Business Outlook: Blatant abuse is just the tip of the problem
ORDER-DRIVEN TRADING, the coal industry and zeneca's problems
Tuesday 02 December 1997
Since the launch of Sets on 20 October, the stock market has been notably more volatile. In part, that is down to more pronounced worldwide volatility in equity markets. However, in Britain the new system has greatly enhanced the problem, creating some local difficulties all of our own.
At first it appeared that the effect of this was just to confuse. Oh, and, of course, to disadvantage the poor old retail investor, but whoever cared about him? This nonetheless might be seen as bad enough. Prices have been yo-yoing about all over the place, and even for big institutional investors, it has become increasingly hard to know what the going price is or ought to be. Now we have growing evidence of much worse - abuse of the system.
Precisely what happened last Friday when the price of some leading pharmaceutical stocks was driven down at the end of the day will have to await the judgement of regulators. However, the suspicion must be that there was a deliberate attempt to influence the closing level of the FTSE 100 index, probably for the purpose of bolstering a separate hedging futures contract. Whatever the details of this particular case, the point is that the new system makes it generally easier to indulge in questionable practice of this type.
The great bulk of orders tend to get withdrawn towards the end of the day, because with increased volatility in world markets, nobody likes to leave them on the system over night, lest they get disadvantaged the next morning. That makes it easy to drive through bargains towards the end of play at silly prices; there's no one around to trade at a more sensible level. The silly price thus becomes the one that gets used to calculate the closing FTSE index.
This type of obvious abuse is only the devious tip of a much wider problem, however. Agency brokers claim that the system is generally open to manipulation by the big market makers, who place and withdraw orders to suit their own books. As a result, only 40 per cent of trades in FTSE 100 stocks are through the new system. The rest go through the old quote driven system. Unfortunately, the old system has ceased to work as it once did, since market makers are no longer obliged to deal at the quoted price, if indeed they are quoting one at all. The market makers have, as a consequence, never had it so good. The rest of us have rarely had it so bad.

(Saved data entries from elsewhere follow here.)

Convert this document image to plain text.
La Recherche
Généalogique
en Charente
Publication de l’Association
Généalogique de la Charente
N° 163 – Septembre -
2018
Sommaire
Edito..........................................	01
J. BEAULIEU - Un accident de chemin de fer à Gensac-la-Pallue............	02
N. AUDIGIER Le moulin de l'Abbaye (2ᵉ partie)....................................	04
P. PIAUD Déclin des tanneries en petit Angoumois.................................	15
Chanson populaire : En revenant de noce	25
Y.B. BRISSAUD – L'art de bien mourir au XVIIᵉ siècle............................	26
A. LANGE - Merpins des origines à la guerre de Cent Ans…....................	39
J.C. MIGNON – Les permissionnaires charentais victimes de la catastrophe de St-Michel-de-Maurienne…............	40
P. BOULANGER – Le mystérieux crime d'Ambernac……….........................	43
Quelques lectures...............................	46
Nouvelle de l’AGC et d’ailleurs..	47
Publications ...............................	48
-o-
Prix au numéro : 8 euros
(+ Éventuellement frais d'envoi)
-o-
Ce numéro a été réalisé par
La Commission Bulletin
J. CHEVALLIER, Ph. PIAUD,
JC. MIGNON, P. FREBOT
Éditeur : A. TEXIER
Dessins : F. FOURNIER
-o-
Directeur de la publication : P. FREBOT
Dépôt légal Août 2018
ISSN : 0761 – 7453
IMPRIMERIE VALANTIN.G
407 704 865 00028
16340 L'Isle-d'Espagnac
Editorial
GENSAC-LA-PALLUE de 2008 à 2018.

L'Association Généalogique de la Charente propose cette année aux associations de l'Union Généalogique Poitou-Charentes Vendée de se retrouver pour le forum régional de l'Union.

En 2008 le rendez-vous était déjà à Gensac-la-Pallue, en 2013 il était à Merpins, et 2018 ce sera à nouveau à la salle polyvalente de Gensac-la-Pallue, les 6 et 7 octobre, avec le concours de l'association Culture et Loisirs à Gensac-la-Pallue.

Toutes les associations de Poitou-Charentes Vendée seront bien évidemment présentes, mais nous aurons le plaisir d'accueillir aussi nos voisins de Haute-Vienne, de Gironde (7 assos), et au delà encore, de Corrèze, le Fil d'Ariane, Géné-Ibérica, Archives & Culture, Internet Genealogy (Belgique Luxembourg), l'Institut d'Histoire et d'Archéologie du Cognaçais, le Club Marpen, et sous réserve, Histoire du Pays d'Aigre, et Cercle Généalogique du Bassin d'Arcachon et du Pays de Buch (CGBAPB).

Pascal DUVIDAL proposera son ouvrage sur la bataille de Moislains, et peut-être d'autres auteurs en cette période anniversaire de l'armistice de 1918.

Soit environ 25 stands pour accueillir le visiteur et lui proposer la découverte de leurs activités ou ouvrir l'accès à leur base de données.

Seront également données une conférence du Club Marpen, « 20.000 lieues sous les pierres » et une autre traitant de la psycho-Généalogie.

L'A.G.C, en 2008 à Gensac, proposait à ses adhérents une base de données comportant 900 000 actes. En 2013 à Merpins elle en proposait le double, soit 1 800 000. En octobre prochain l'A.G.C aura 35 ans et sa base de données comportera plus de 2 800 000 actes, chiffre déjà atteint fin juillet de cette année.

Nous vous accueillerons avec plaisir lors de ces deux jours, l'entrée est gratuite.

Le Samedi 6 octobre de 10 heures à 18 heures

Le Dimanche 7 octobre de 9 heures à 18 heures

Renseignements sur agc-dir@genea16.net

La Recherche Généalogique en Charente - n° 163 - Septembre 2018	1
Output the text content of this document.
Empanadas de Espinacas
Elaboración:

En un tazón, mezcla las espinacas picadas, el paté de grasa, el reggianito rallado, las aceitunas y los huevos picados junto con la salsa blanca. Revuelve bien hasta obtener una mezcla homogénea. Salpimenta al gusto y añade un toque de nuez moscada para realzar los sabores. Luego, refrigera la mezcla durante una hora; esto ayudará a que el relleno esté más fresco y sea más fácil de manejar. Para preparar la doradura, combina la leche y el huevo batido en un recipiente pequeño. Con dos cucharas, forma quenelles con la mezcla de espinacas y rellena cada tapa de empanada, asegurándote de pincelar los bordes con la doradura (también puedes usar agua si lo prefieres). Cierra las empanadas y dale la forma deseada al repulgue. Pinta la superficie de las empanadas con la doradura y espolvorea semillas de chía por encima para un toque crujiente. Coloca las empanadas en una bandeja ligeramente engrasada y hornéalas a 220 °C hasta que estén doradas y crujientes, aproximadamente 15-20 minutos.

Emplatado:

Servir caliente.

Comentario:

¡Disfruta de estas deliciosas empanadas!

At this stage it is not entirely clear what the stock exchange can do about all this. It is no longer possible to pass off these difficulties as mere teething problems. So much has been invested in the new system in terms of ego and money, that abandoning the new and going back to the old would no longer seem an option. It must be possible to make the new system work better than it has, but it is clear the Exchange will have to go much further than the little bit of tweaking here and there it has attempted so far. One thing is certain. Whatever happens, the small retail investor will as always be the loser.